Until then, these measures had been formally introduced to restore the channels for transmitting the ECB’s monetary policy to the real economy, channels that in some euro zone countries have been scrambled by the financial crisis and the euro zone crisis. The way to restore these channels was to inject liquidity into the economy and to increase the reserves of the banking sector in order to encourage banks to start lending again. Another objective of these policies was to send a signal to investors about the central bank’s ability to ensure the stability and sustainability of the euro zone, as reflected in Mario Draghi’s famous “whatever it takes” [1] statement on 26 July 2012.

In a recent working paper with Mathilde Viennot, we consider the effectiveness of conventional and unconventional policies during the financial crisis. We estimate how much the conventional instrument and the purchases of securities held for monetary policy purposes under the ECB’s unconventional policies have affected interest rates and the volumes of new loans granted in various markets: loans to non-financial corporations, to households and on the sovereign debt market, the money market and the deposit market.
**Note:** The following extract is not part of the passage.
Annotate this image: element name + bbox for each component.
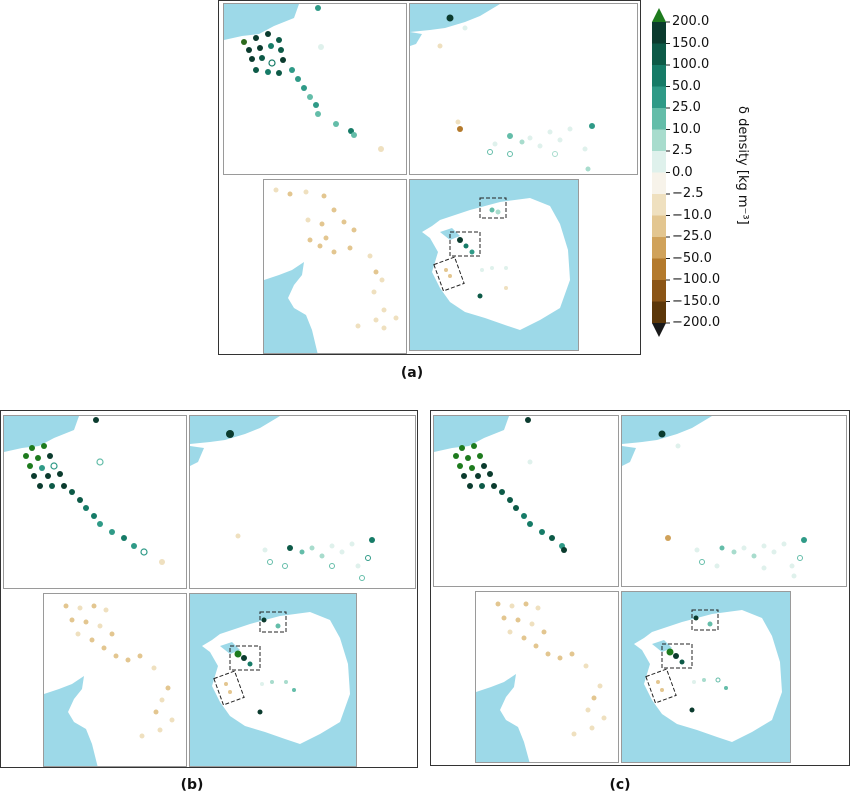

We show that unconventional policies have helped to reduce interest rates on the money market, on the government securities market and on loans to non-financial companies. These policies have not, however, affected the volume of loans granted. At the same time, it turns out that the conventional instrument, whose lack of effectiveness was one of the justifications for implementing unconventional measures, had the expected impact on almost all the markets surveyed, and more so in the southern euro zone countries than in the northern ones on the market for 6-month sovereign debt and for real estate loans to consumers.

So it seems that unconventional policies have had a direct impact on the sovereign debt market as well as indirect effects, helping to restore the effectiveness of the conventional instrument on other markets. One of the reasons that helps to explain the weak impact of both instruments on the volumes of loans granted is the need facing the commercial banks [2] to shed debt and reduce the size of their balance sheets by adjusting their portfolio of risk-weighted assets, which has pushed them to increase their reserves rather than to play their intermediation role and to demand relatively higher compensation for each exposure taken.

Though legitimate, this behaviour is affecting the transmission of monetary policy: interest rates fall but lending doesn’t restart. It thus seems important that monetary policy is not based exclusively on the banking sector. If there is a new round of unconventional operations, it should be focused directly on the acquisition of sovereign or corporate debt in order to bypass the banking sector. This workaround would undoubtedly lead to amplifying the transmission of monetary policy to the real economy. And it would be welcomed for helping to avoid the risk of deflation in the euro zone.[3]

 


[1] “The ECB is ready to do whatever it takes to preserve the euro. And believe me, it will be enough.”

[2] The reasoning behind unloading debt also applies to their customers: the non-financial agents.

[3] See the post by Christophe Blot on this subject as well as the recent Council of Economic Analysis (CAE) report by Agnès Bénassy-Quéré, Pierre-Olivier Gourinchas, Philippe Martin and Guillaume Plantin.